Moog Studio Partners with Dana Dubay to Build New Creative Bridges in the U.S.

Moog Studio Partners with Dana Dubay to Build New Creative Bridges in the U.S.

After nearly a decade of quietly crafting visually driven works in CGI, Moog Studio is stepping into a new chapter by joining forces with Dana Dubay, a seasoned rep to extend their reach across the Midwest and East Coast. 

The partnership brings together Dubay’s experience in live-action and Moog’s focus on direction-led CGI. For Moog, it’s less about expansion and more about creative alignment. 

“This move isn’t about chasing scale; it’s about proximity,” says co-founder Nicholas Lai. “We’ve had the opportunity to collaborate with clients around the world remotely, but having Dana on board means we can have those creative conversations within reach of the people who speak our visual language.”

Having spent years representing live-action directors and production companies, Dubay saw in Moog something both familiar and fresh, a CGI studio that approaches its work with the same directorial focus, but within a very different creative discipline.

That mindset shows in Moog’s collaborations with Riot Games on VALORANT’s Araxys and Cyrax trailers, blending cinematic direction with digital craft to expand the game’s visual world. The studio has also applied that same approach to projects for brands like TT Racing and Desktronic, creating atmosphere-driven films that balance design and emotion in equal measure.
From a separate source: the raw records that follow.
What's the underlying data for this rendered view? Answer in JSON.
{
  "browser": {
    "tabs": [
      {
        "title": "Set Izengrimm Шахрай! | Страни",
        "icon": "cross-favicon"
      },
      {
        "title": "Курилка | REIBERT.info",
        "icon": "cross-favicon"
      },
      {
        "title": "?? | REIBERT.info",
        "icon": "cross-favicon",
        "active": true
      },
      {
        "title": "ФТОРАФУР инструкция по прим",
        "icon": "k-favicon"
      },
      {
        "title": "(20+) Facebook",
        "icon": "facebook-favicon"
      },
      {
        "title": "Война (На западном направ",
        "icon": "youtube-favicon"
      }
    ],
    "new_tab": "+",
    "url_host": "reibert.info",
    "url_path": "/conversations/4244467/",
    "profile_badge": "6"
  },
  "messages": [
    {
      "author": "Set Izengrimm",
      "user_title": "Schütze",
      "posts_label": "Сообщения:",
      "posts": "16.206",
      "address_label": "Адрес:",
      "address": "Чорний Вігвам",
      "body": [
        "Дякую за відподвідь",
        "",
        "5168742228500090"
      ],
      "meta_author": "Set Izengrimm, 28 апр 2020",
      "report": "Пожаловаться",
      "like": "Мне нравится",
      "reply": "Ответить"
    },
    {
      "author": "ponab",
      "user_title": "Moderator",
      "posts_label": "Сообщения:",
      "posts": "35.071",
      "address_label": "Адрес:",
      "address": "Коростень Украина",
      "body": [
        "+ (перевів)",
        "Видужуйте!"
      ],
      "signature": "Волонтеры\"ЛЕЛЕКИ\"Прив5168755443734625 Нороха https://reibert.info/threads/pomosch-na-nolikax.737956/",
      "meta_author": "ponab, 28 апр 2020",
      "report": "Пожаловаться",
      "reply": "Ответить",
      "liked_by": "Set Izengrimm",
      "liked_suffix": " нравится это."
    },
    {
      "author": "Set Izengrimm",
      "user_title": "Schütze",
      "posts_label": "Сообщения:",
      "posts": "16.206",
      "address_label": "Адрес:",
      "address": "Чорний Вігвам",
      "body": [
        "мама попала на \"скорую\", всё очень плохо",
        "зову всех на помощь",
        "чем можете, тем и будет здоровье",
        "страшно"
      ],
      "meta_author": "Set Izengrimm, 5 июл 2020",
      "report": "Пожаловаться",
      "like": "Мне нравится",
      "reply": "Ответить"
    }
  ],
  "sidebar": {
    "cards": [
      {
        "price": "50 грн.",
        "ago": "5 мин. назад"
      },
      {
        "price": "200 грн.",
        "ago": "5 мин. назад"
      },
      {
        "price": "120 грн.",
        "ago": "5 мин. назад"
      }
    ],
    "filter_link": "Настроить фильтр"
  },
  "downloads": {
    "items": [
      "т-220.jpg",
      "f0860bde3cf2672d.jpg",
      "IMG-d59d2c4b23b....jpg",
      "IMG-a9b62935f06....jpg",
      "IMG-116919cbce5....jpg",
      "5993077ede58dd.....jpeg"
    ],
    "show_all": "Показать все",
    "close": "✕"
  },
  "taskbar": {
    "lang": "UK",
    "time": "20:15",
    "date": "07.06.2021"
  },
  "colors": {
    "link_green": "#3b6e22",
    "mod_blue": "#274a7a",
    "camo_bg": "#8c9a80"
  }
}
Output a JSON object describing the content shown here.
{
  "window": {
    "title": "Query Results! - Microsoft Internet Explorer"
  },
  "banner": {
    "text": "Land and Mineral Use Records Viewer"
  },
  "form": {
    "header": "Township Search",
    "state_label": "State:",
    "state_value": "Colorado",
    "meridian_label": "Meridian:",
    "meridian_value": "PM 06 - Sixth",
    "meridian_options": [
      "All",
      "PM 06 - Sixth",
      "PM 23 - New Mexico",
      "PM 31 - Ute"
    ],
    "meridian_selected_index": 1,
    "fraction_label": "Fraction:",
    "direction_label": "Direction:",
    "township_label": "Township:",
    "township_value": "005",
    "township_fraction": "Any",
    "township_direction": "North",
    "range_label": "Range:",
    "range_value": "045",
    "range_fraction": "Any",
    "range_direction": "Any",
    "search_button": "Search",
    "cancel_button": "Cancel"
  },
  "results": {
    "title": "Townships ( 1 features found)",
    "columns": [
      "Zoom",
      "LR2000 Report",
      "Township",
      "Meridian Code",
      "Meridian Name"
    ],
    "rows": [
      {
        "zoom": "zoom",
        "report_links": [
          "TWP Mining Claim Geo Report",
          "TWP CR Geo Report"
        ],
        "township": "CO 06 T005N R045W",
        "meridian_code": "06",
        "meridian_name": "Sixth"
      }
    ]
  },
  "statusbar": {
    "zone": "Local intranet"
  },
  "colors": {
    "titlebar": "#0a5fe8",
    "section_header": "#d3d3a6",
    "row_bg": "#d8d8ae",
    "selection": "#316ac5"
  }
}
Operating as a small directing collective from Kuala Lumpur, Moog’s strength lies in how it balances agility with authorship. Each project is led by filmmakers and designers who see CGI as a way to create feeling, not just imagery. 

“It’s never been about being the biggest studio in the room,” Nicholas adds. “We just want to be part of the right conversations, where the work matters, always guided by that what-if curiosity and the habit of asking, what if we did it another way?” With Dubay now opening those doors stateside, Moog Studio’s next step isn’t about getting bigger, just closer.